The new issue of OCPA’s Perspective carries my article on school choice for the 12,000 foster children in Oklahoma. The state is now adopting massive fixes to address its broken, abusive foster care system:

If Oklahoma is going to adopt sweeping reforms to serve these children better, it shouldn’t just think about homes. It should think about schools. Having failed to care for these 12,000 children when they needed it most, Oklahoma owes them something.

The state wouldn’t have to create a new program:

Oklahoma already has two school choice programs: a special needs voucher modeled on McKay, and a tax-credit scholarship program serving low-income students. Either or both of these programs could accommodate foster children with a slight modification – just write a line into the law saying foster children are eligible regardless of disability status or family income.

Other states have already adopted this practice. Foster children are automatically eligible for two school choice programs in Arizona. “Lexie’s Law,” which is Arizona’s answer to McKay, includes foster children alongside special education students. So does Arizona’s innovative new education savings account law, which gives parents control of their children’s education funding to direct to a school of their choice. Meanwhile, in Florida, foster children of any income level are eligible for the state’s tax-credit scholarship program for low-income students.

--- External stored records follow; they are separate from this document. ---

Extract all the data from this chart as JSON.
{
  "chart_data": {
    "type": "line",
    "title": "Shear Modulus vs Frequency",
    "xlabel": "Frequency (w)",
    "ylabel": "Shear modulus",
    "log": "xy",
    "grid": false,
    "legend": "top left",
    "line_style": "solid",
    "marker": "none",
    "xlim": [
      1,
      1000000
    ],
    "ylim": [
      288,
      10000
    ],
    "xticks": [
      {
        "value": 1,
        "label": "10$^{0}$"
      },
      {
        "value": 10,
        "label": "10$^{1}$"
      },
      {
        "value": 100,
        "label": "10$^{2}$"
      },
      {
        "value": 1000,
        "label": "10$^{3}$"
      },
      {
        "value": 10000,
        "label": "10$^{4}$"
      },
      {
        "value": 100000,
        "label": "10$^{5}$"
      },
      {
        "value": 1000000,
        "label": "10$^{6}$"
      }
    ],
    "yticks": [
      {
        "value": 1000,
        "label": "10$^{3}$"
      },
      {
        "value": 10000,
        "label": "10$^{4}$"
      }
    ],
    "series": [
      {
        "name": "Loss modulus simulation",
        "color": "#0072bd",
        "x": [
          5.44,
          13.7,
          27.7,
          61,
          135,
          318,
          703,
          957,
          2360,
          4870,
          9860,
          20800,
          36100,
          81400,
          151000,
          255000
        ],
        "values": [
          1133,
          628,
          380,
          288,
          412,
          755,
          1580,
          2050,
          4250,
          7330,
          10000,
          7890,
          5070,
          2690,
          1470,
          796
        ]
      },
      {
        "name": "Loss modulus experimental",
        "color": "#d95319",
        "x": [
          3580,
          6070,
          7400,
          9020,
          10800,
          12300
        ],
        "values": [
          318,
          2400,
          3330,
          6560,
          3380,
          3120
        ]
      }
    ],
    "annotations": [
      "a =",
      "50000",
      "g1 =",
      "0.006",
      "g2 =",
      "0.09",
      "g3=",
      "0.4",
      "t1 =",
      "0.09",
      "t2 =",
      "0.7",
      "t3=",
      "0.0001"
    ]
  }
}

And since choice saves money, it wouldn’t cost a dime – an important consideration given that Oklahoma is on the hook for $150 million to clean up its foster care mess.

Of course, only universal choice will get us where we need to go. But it’s not a perfect world, and few people know that better than foster kids in Oklahoma. One line in a new law could give 12,000 kids access to choice on better terms than the ones that prevail in some other programs already.